Jaksa juga menilai bahwa Herry dalam kondisi sadar saat melakukan perbuatannya.
Herry juga menjawab dengan lugas setiap pertanyaan yang diajukan hakim dan jaksa, seakan-akan baginya ini adalah kejahatan biasa.
"Ketika kami menanyakan bagaimana fakta perbuatan, dijawab dengan lugas"
"Jadi Kami tidak melihat ada hal-hal sakit jiwa. Ada kesadaran dan kesengajaan pelaku melakukan perbuatan ini, kejahatan yang sangat serius," ungkap Asep N Mulyana.

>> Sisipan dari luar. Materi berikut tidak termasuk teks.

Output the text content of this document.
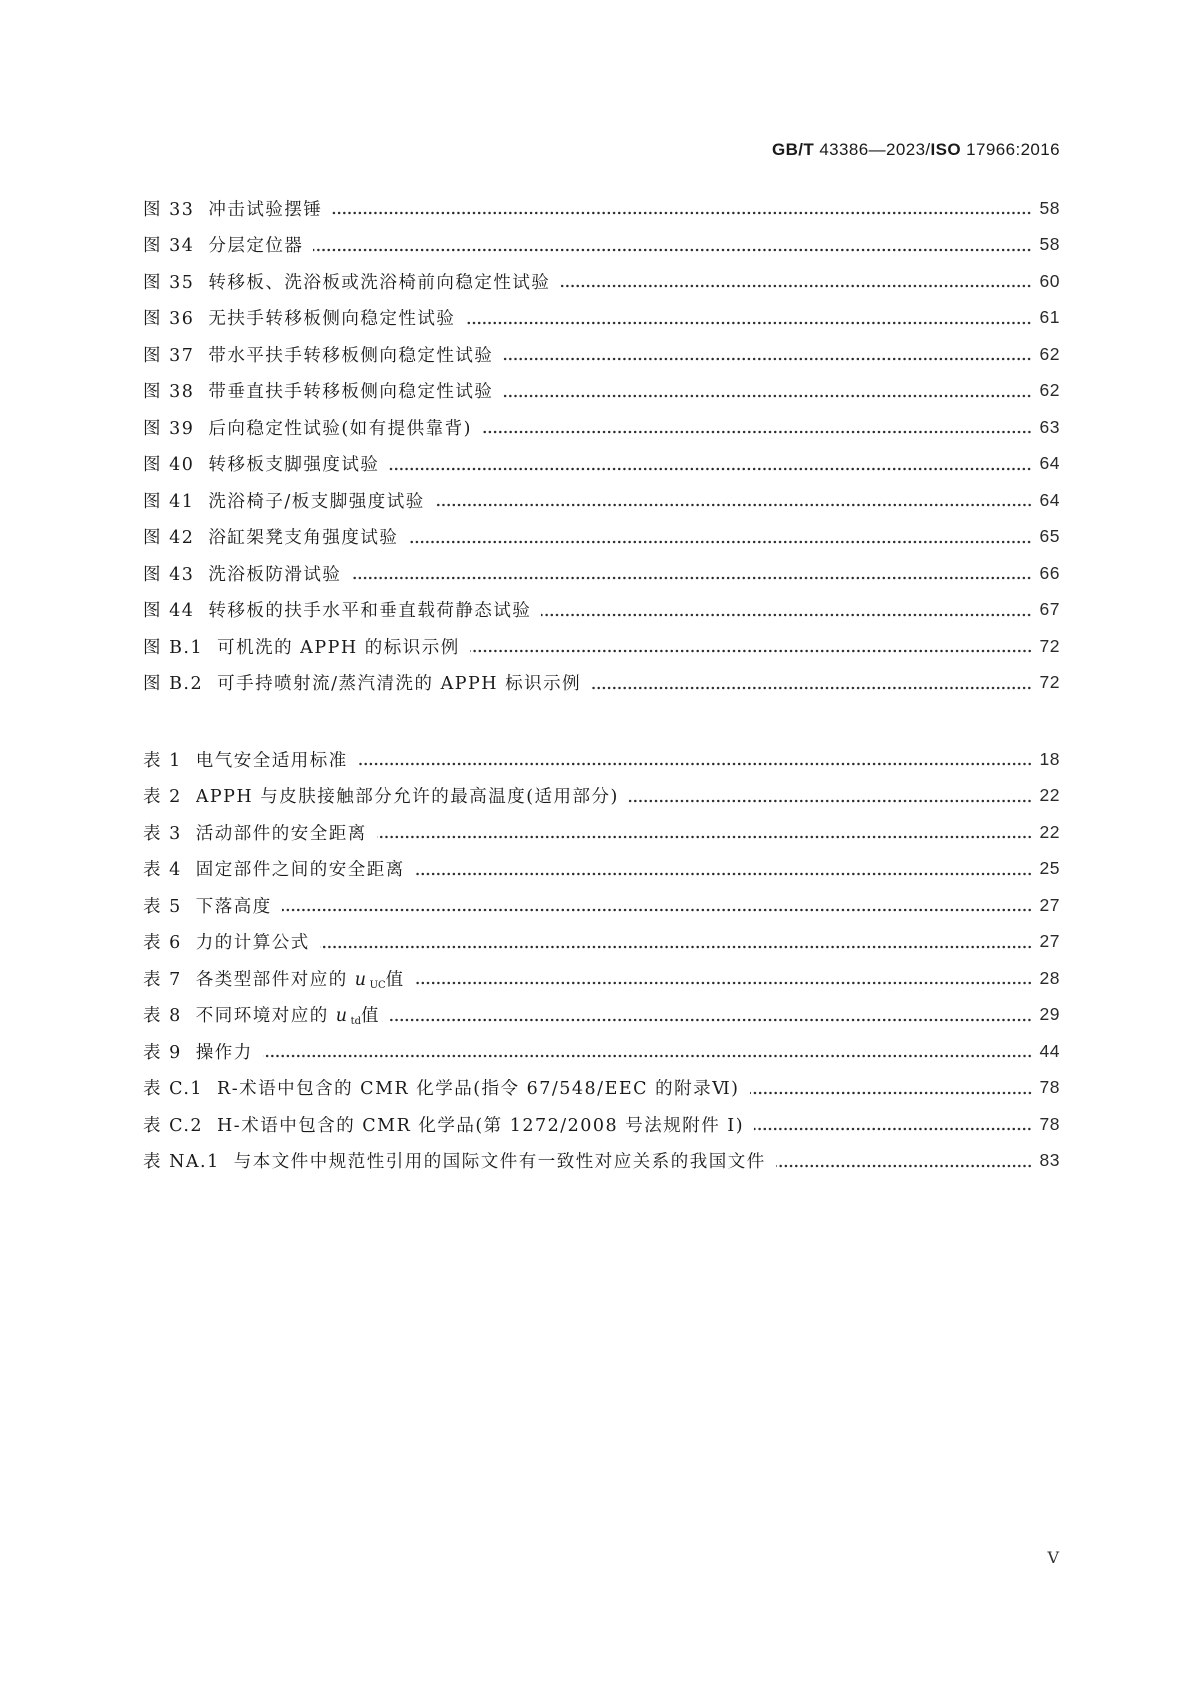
GB/T 43386—2023/ISO 17966:2016
图 33 冲击试验摆锤	58
图 34 分层定位器	58
图 35 转移板、洗浴板或洗浴椅前向稳定性试验	60
图 36 无扶手转移板侧向稳定性试验	61
图 37 带水平扶手转移板侧向稳定性试验	62
图 38 带垂直扶手转移板侧向稳定性试验	62
图 39 后向稳定性试验(如有提供靠背)	63
图 40 转移板支脚强度试验	64
图 41 洗浴椅子/板支脚强度试验	64
图 42 浴缸架凳支角强度试验	65
图 43 洗浴板防滑试验	66
图 44 转移板的扶手水平和垂直载荷静态试验	67
图 B.1 可机洗的 APPH 的标识示例	72
图 B.2 可手持喷射流/蒸汽清洗的 APPH 标识示例	72
表 1 电气安全适用标准	18
表 2 APPH 与皮肤接触部分允许的最高温度(适用部分)	22
表 3 活动部件的安全距离	22
表 4 固定部件之间的安全距离	25
表 5 下落高度	27
表 6 力的计算公式	27
表 7 各类型部件对应的 u UC值	28
表 8 不同环境对应的 u td值	29
表 9 操作力	44
表 C.1 R-术语中包含的 CMR 化学品(指令 67/548/EEC 的附录Ⅵ)	78
表 C.2 H-术语中包含的 CMR 化学品(第 1272/2008 号法规附件 I)	78
表 NA.1 与本文件中规范性引用的国际文件有一致性对应关系的我国文件	83
V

Di sisi lain, Komisioner Komisi Nasional Hak Asasi Manusia (Komnas HAM) Beka Ulung Hapsara mengemukakan pendapatnya yang menolak hukuman mati sebagai hukuman untuk pelaku kejahatan seksual.
Ia melihat bahwa para pelaku kejahatan seksual dapat dihukum seberat-beratnya namun tidak dengan hukuman mati.
"Saya sepakat hukuman yang berat harus diberikan kepada siapapun pelaku kejahatan seksual apalagi korbannya banyak dan anak-anak, saya sepakat."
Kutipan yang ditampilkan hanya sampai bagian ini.